Rumsfeld yesterday said any detailed questions on EU plans should be addressed to NATO foreign ministers, who are meeting in Brussels on 4 December, and possibly the EU summit next week.

"I think I'm going to let the foreign ministers and the prime ministers sort through that and characterize [the EU defense plans]," Rumsfeld said. "First of all, this is a hypothetical question, we don't know what's going to evolve, and I've set out my views here earlier and I don't know that I can add to it usefully."

Rumsfeld had, a few moments earlier, summed up the U.S. view: "Our policy is very clear, that we strongly support NATO as the primary form of trans-Atlantic defense. We support [an] ESDP [European Security and Defense Policy] that is NATO-friendly. Therefore we worked hard, our alliance did, for 4 1/2 years to fashion 'Berlin Plus,' [an agreement signed earlier this year giving the EU access to NATO assets,] which we support and we stand by them."

Officials privately indicated that the key concept here is the "Berlin Plus" agreement. The United States and NATO, as embodied by George Robertson, appear to see its provisions as a line that the EU must not cross.

Pushed by reporters, Robertson indicated that NATO -- or more precisely, the United States and like-minded countries within the alliance -- do not see a need for the EU either militarily or otherwise to set up any command-and-control facilities going beyond "Berlin Plus."

"The 'Berlin Plus' arrangements provide for the European Union doing its operations, using the national operational-planning assets of originally three countries -- Germany, France, and the United Kingdom -- and additional individual countries as they build their own capabilities," Robertson said. "So, there already is an operational planning group that is available to the European Union through the national headquarters for any mission that is likely to take place outside of 'Berlin Plus.' There is a European military staff and a European Military Committee in the EU institutions [in Brussels] involved in strategic planning and they can connect with the operational-planning components in national capitals. That is perfectly compatible with, indeed is absolutely within the letter and spirit of 'Berlin Plus.' "

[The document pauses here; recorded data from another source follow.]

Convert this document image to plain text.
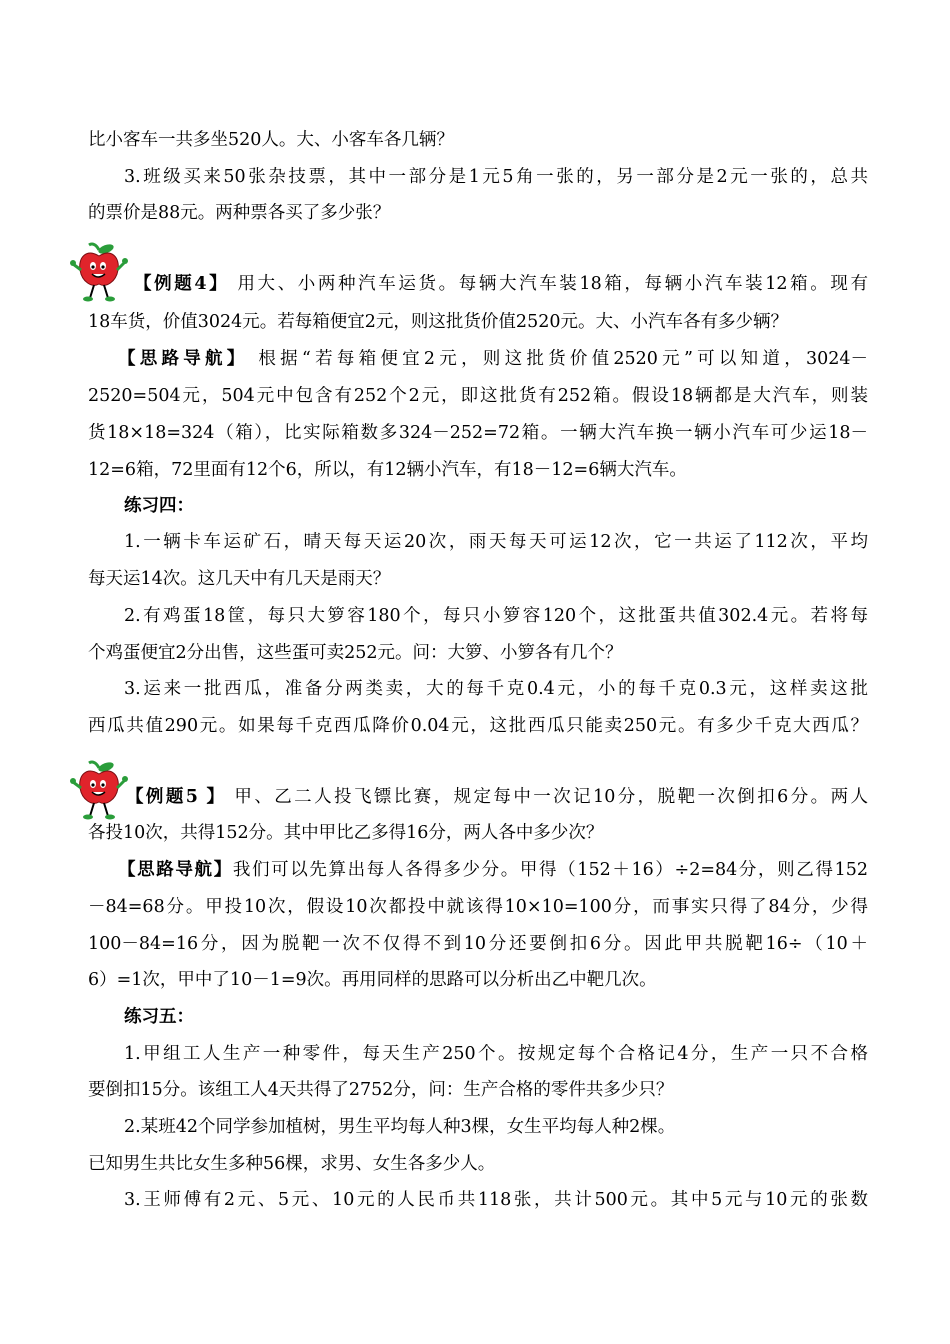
比小客车一共多坐520人。大、小客车各几辆？
3.班级买来50张杂技票，其中一部分是1元5角一张的，另一部分是2元一张的，总共
的票价是88元。两种票各买了多少张？
【例题4】 用大、小两种汽车运货。每辆大汽车装18箱，每辆小汽车装12箱。现有
18车货，价值3024元。若每箱便宜2元，则这批货价值2520元。大、小汽车各有多少辆？
【思路导航】 根据“若每箱便宜2元，则这批货价值2520元”可以知道，3024－
2520=504元，504元中包含有252个2元，即这批货有252箱。假设18辆都是大汽车，则装
货18×18=324（箱），比实际箱数多324－252=72箱。一辆大汽车换一辆小汽车可少运18－
12=6箱，72里面有12个6，所以，有12辆小汽车，有18－12=6辆大汽车。
练习四：
1.一辆卡车运矿石，晴天每天运20次，雨天每天可运12次，它一共运了112次，平均
每天运14次。这几天中有几天是雨天？
2.有鸡蛋18筐，每只大箩容180个，每只小箩容120个，这批蛋共值302.4元。若将每
个鸡蛋便宜2分出售，这些蛋可卖252元。问：大箩、小箩各有几个？
3.运来一批西瓜，准备分两类卖，大的每千克0.4元，小的每千克0.3元，这样卖这批
西瓜共值290元。如果每千克西瓜降价0.04元，这批西瓜只能卖250元。有多少千克大西瓜？
【例题5 】 甲、乙二人投飞镖比赛，规定每中一次记10分，脱靶一次倒扣6分。两人
各投10次，共得152分。其中甲比乙多得16分，两人各中多少次？
【思路导航】我们可以先算出每人各得多少分。甲得（152＋16）÷2=84分，则乙得152
－84=68分。甲投10次，假设10次都投中就该得10×10=100分，而事实只得了84分，少得
100－84=16分，因为脱靶一次不仅得不到10分还要倒扣6分。因此甲共脱靶16÷（10＋
6）=1次，甲中了10－1=9次。再用同样的思路可以分析出乙中靶几次。
练习五：
1.甲组工人生产一种零件，每天生产250个。按规定每个合格记4分，生产一只不合格
要倒扣15分。该组工人4天共得了2752分，问：生产合格的零件共多少只？
2.某班42个同学参加植树，男生平均每人种3棵，女生平均每人种2棵。
已知男生共比女生多种56棵，求男、女生各多少人。
3.王师傅有2元、5元、10元的人民币共118张，共计500元。其中5元与10元的张数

One of the underlying assumptions of "Berlin Plus" is that the EU will only autonomously tackle those missions which NATO as a whole -- or the United States -- does not want to undertake. In other words, NATO is given the first refusal on any operation.

Robertson seemed to suggest yesterday that the EU should not set its sights very high. "You're never going to get some clear dividing line that says the European Union will handle crises below a certain number of people or a certain size of country and the rest will go to NATO," he said. "But I think it will be perfectly easy to recognize the situation when the situation comes along, as it has indeed up to now. The European Union has defined its military ambitions in terms of the 'Petersberg tasks' [set by EU leaders in 1992], and they are down as civil emergency, civilian evacuation, crisis management, and peacekeeping. And that, in a way, has been a very useful definition, which largely indicates where the EU countries' capabilities are."

Robertson described this situation as a "grand bargain." The United States, he said, won't have to get involved in "every brushfire in the European backyard," while the EU gets access to "irreplaceable assets" from the United States via NATO.

Robertson noted the EU is a "long way away" from being able to develop such assets itself -- whether it be large transport planes, precision-guided weapons, or air-to-air refueling.